Makes me want to drink a beer and roll dice.


----------



## Eminence_Grise (Feb 17, 2015)

Where are the rpg books??


----------



## Grand DM (Feb 17, 2015)

Eminence_Grise said:


> Where are the rpg books??




We just had not unpacked them yet at the time of the original posting.


----------



## Maul (Feb 17, 2015)

You know what you need?....... A game table to go with that awesome game room.......I just happen to have one for sale.

Heres a pic of the table: 
	

	
	
		
		

		
		
	


	




I am asking $2800.

Its made of Oak.

Its a 40" LED TV

Oil paintings on the bottom panels. One of the oil painting is the Red Box cover.

Cup holders.

It even comes with its own side table to put your computer on and other DM-ing tools.....books.......... and dice.


----------



## Olaf the Stout (Feb 17, 2015)

That is very, very cool!


----------



## Maul (Feb 18, 2015)

*tha*

Thanks.

Took 2 years to build.

Mostly the cost was the reason why it took so long.


----------



## Icon_Charlie (Feb 18, 2015)

Considering my construction background (in my youth) this is a wonderful use of recycled material as well as functionality.  This took planning. Careful planning and skill. And if that flooring material is the same material that is on the walls?  I salute you.

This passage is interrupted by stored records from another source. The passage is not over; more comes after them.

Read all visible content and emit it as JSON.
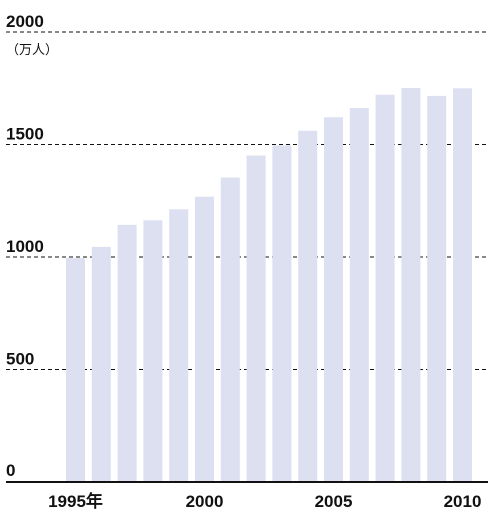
{
  "chart_data": {
    "type": "bar",
    "title": "",
    "xlabel": "",
    "ylabel": "",
    "unit_label": "（万人）",
    "ylim": [
      0,
      2000
    ],
    "yticks": [
      0,
      500,
      1000,
      1500,
      2000
    ],
    "grid": true,
    "legend": "none",
    "categories": [
      "1995",
      "1996",
      "1997",
      "1998",
      "1999",
      "2000",
      "2001",
      "2002",
      "2003",
      "2004",
      "2005",
      "2006",
      "2007",
      "2008",
      "2009",
      "2010"
    ],
    "values": [
      995,
      1045,
      1143,
      1163,
      1212,
      1268,
      1353,
      1451,
      1496,
      1561,
      1621,
      1662,
      1721,
      1751,
      1716,
      1750
    ],
    "x_tick_labels": [
      {
        "category": "1995",
        "label": "1995年"
      },
      {
        "category": "2000",
        "label": "2000"
      },
      {
        "category": "2005",
        "label": "2005"
      },
      {
        "category": "2010",
        "label": "2010"
      }
    ],
    "colors": {
      "bar": "#dde0f1",
      "axis": "#111111",
      "text": "#111111"
    }
  }
}
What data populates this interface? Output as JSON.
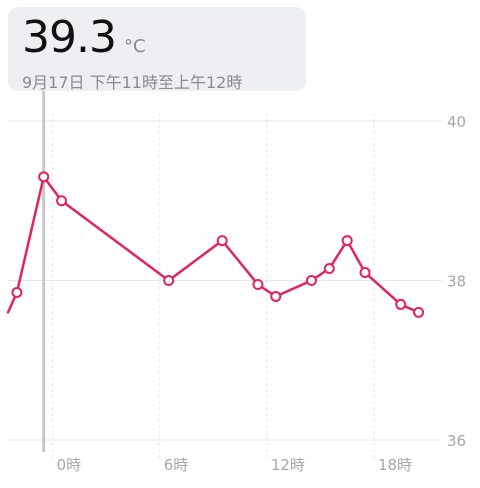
{
  "tooltip": {
    "value": "39.3",
    "unit": "°C",
    "time_range": "9月17日 下午11時至上午12時"
  },
  "colors": {
    "line": "#e0245e",
    "marker_fill": "#ffffff",
    "grid": "#e5e5ea",
    "axis_text": "#a7a7ab",
    "cursor": "#c7c7cc",
    "tooltip_bg": "#eeeff3"
  },
  "chart_data": {
    "type": "line",
    "x_unit": "hours from midnight",
    "xlim": [
      -2.5,
      21.7
    ],
    "ylim": [
      36,
      40
    ],
    "y_ticks": [
      {
        "value": 40,
        "label": "40"
      },
      {
        "value": 38,
        "label": "38"
      },
      {
        "value": 36,
        "label": "36"
      }
    ],
    "x_ticks": [
      {
        "value": 0,
        "label": "0時"
      },
      {
        "value": 6,
        "label": "6時"
      },
      {
        "value": 12,
        "label": "12時"
      },
      {
        "value": 18,
        "label": "18時"
      }
    ],
    "cursor_x": -0.5,
    "grid": true,
    "series": [
      {
        "points": [
          {
            "x": -2.5,
            "y": 37.6
          },
          {
            "x": -2.0,
            "y": 37.85
          },
          {
            "x": -0.5,
            "y": 39.3
          },
          {
            "x": 0.5,
            "y": 39.0
          },
          {
            "x": 6.5,
            "y": 38.0
          },
          {
            "x": 9.5,
            "y": 38.5
          },
          {
            "x": 11.5,
            "y": 37.95
          },
          {
            "x": 12.5,
            "y": 37.8
          },
          {
            "x": 14.5,
            "y": 38.0
          },
          {
            "x": 15.5,
            "y": 38.15
          },
          {
            "x": 16.5,
            "y": 38.5
          },
          {
            "x": 17.5,
            "y": 38.1
          },
          {
            "x": 19.5,
            "y": 37.7
          },
          {
            "x": 20.5,
            "y": 37.6
          }
        ]
      }
    ]
  }
}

Hell of a nice place to game.


----------



## lyle.spade (Feb 18, 2015)

As Master of the Internet (by self-proclamation), I hereby declare the challenger to be the NEW GREATEST GAMING ROOM! Consider the dignified, museum-like display of classic vintage books, the real bar, the open space (allowing for easy movement), and the SECRET FRIGGIN' STORAGE ROOM!

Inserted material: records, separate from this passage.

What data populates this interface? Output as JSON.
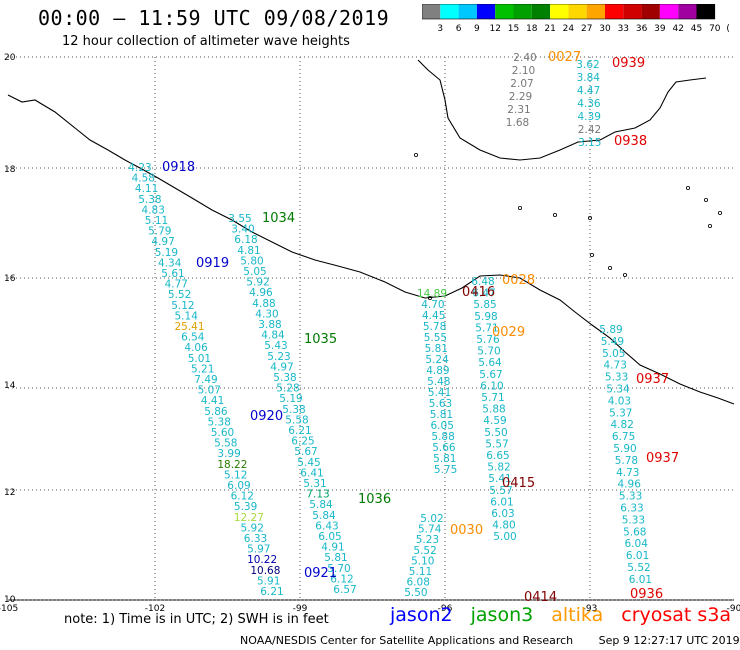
{
  "header": {
    "title": "00:00 – 11:59 UTC 09/08/2019",
    "subtitle": "12 hour collection of altimeter wave heights"
  },
  "colorbar": {
    "ticks": [
      "3",
      "6",
      "9",
      "12",
      "15",
      "18",
      "21",
      "24",
      "27",
      "30",
      "33",
      "36",
      "39",
      "42",
      "45",
      "70",
      "(ft)"
    ],
    "colors": [
      "#808080",
      "#00ffff",
      "#00c8ff",
      "#0000ff",
      "#00c000",
      "#00a000",
      "#008000",
      "#ffff00",
      "#ffd700",
      "#ffa500",
      "#ff0000",
      "#d00000",
      "#a00000",
      "#ff00ff",
      "#a000a0",
      "#000000"
    ]
  },
  "axes": {
    "lon_ticks": [
      "-105",
      "-102",
      "-99",
      "-96",
      "-93",
      "-90"
    ],
    "lat_ticks": [
      "20",
      "18",
      "16",
      "14",
      "12",
      "10"
    ]
  },
  "passes": [
    {
      "label": "0918",
      "color": "#0000cc"
    },
    {
      "label": "1034",
      "color": "#007a00"
    },
    {
      "label": "0919",
      "color": "#0000cc"
    },
    {
      "label": "1035",
      "color": "#007a00"
    },
    {
      "label": "0920",
      "color": "#0000cc"
    },
    {
      "label": "1036",
      "color": "#007a00"
    },
    {
      "label": "0921",
      "color": "#0000cc"
    },
    {
      "label": "0027",
      "color": "#ff8c00"
    },
    {
      "label": "0939",
      "color": "#e00000"
    },
    {
      "label": "0938",
      "color": "#e00000"
    },
    {
      "label": "0416",
      "color": "#800000"
    },
    {
      "label": "0028",
      "color": "#ff8c00"
    },
    {
      "label": "0029",
      "color": "#ff8c00"
    },
    {
      "label": "0937",
      "color": "#e00000"
    },
    {
      "label": "0937",
      "color": "#e00000"
    },
    {
      "label": "0415",
      "color": "#800000"
    },
    {
      "label": "0030",
      "color": "#ff8c00"
    },
    {
      "label": "0414",
      "color": "#800000"
    },
    {
      "label": "0936",
      "color": "#e00000"
    }
  ],
  "tracks": {
    "jason2_a": [
      "4.23",
      "4.58",
      "4.11",
      "5.38",
      "4.83",
      "5.11",
      "5.79",
      "4.97",
      "5.19",
      "4.34",
      "5.61",
      "4.77",
      "5.52",
      "5.12",
      "5.14",
      "25.41",
      "6.54",
      "4.06",
      "5.01",
      "5.21",
      "7.49",
      "5.07",
      "4.41",
      "5.86",
      "5.38",
      "5.60",
      "5.58",
      "3.99",
      "18.22",
      "5.12",
      "6.09",
      "6.12",
      "5.39",
      "12.27",
      "5.92",
      "6.33",
      "5.97",
      "10.22",
      "10.68",
      "5.91",
      "6.21"
    ],
    "jason3_b": [
      "3.55",
      "3.40",
      "6.18",
      "4.81",
      "5.80",
      "5.05",
      "5.92",
      "4.96",
      "4.88",
      "4.30",
      "3.88",
      "4.84",
      "5.43",
      "5.23",
      "4.97",
      "5.38",
      "5.28",
      "5.19",
      "5.38",
      "5.58",
      "6.21",
      "6.25",
      "5.67",
      "5.45",
      "6.41",
      "5.31",
      "7.13",
      "5.84",
      "5.84",
      "6.43",
      "6.05",
      "4.91",
      "5.81",
      "5.70",
      "6.12",
      "6.57"
    ],
    "altika_c": [
      "5.02",
      "5.74",
      "5.23",
      "5.52",
      "5.10",
      "5.11",
      "6.08",
      "5.50"
    ],
    "col_d": [
      "14.89",
      "4.70",
      "4.45",
      "5.78",
      "5.55",
      "5.81",
      "5.24",
      "4.89",
      "5.48",
      "5.41",
      "5.63",
      "5.81",
      "6.05",
      "5.88",
      "5.66",
      "5.81",
      "5.75"
    ],
    "col_e": [
      "6.48",
      "6.47",
      "5.85",
      "5.98",
      "5.71",
      "5.76",
      "5.70",
      "5.64",
      "5.67",
      "6.10",
      "5.71",
      "5.88",
      "4.59",
      "5.50",
      "5.57",
      "6.65",
      "5.82",
      "5.41",
      "5.57",
      "6.01",
      "6.03",
      "4.80",
      "5.00"
    ],
    "cryosat_f": [
      "5.89",
      "5.49",
      "5.05",
      "4.73",
      "5.33",
      "5.34",
      "4.03",
      "5.37",
      "4.82",
      "6.75",
      "5.90",
      "5.78",
      "4.73",
      "4.96",
      "5.33",
      "6.33",
      "5.33",
      "5.68",
      "6.04",
      "6.01",
      "5.52",
      "6.01"
    ],
    "altika_top": [
      "2.40",
      "2.10",
      "2.07",
      "2.29",
      "2.31",
      "1.68"
    ],
    "cryosat_top": [
      "3.62",
      "3.84",
      "4.47",
      "4.36",
      "4.39",
      "2.42",
      "3.15"
    ]
  },
  "footer": {
    "note": "note:  1) Time is in UTC;  2) SWH is in feet",
    "legend": [
      {
        "name": "jason2",
        "color": "#0000ff"
      },
      {
        "name": "jason3",
        "color": "#00a000"
      },
      {
        "name": "altika",
        "color": "#ff9900"
      },
      {
        "name": "cryosat s3a",
        "color": "#ff0000"
      }
    ],
    "credit_left": "NOAA/NESDIS Center for Satellite Applications and Research",
    "credit_right": "Sep  9 12:27:17 UTC 2019"
  }
}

Is there any room for debate? NO. And if any of you are wondering, I just rolled a 20 on my Diplomacy, my Bluff, Intimidate, and got like 50 raises while running the test in Savage Worlds, and rolled 37 10s in a row for WOD.


----------



## Grand DM (Feb 18, 2015)

We recently added Durin's Door to one of the entrances to the Game Tavern:

View attachment 66935


----------



## baradtgnome (Feb 18, 2015)

Sir, your Game Tavern is outstanding.  I salute you, and am envious.


----------



## FighterMageThief (Feb 20, 2015)

Spectacular.  Best D&D room I have ever seen.


----------



## Eminence_Grise (Feb 21, 2015)

I showed the pictures to my wife, who is also a gamer. She was quite impressed! She asked me if I ever wanted to do something like that in the basement and I jumped on the occasion by saying suuuure. 

So thanks for starting the discussion for me.


----------



## was (Feb 22, 2015)

It's a very nice game room.


----------



## Grand DM (Feb 23, 2015)

Eminence_Grise said:


> I showed the pictures to my wife, who is also a gamer. She was quite impressed! She asked me if I ever wanted to do something like that in the basement and I jumped on the occasion by saying suuuure.
> 
> So thanks for starting the discussion for me.




Awesome! I hope the Game Tavern continues to inspire others to similar projects


----------



## Perram (Mar 10, 2015)

This is my favorite of the game rooms yet. Well done!


----------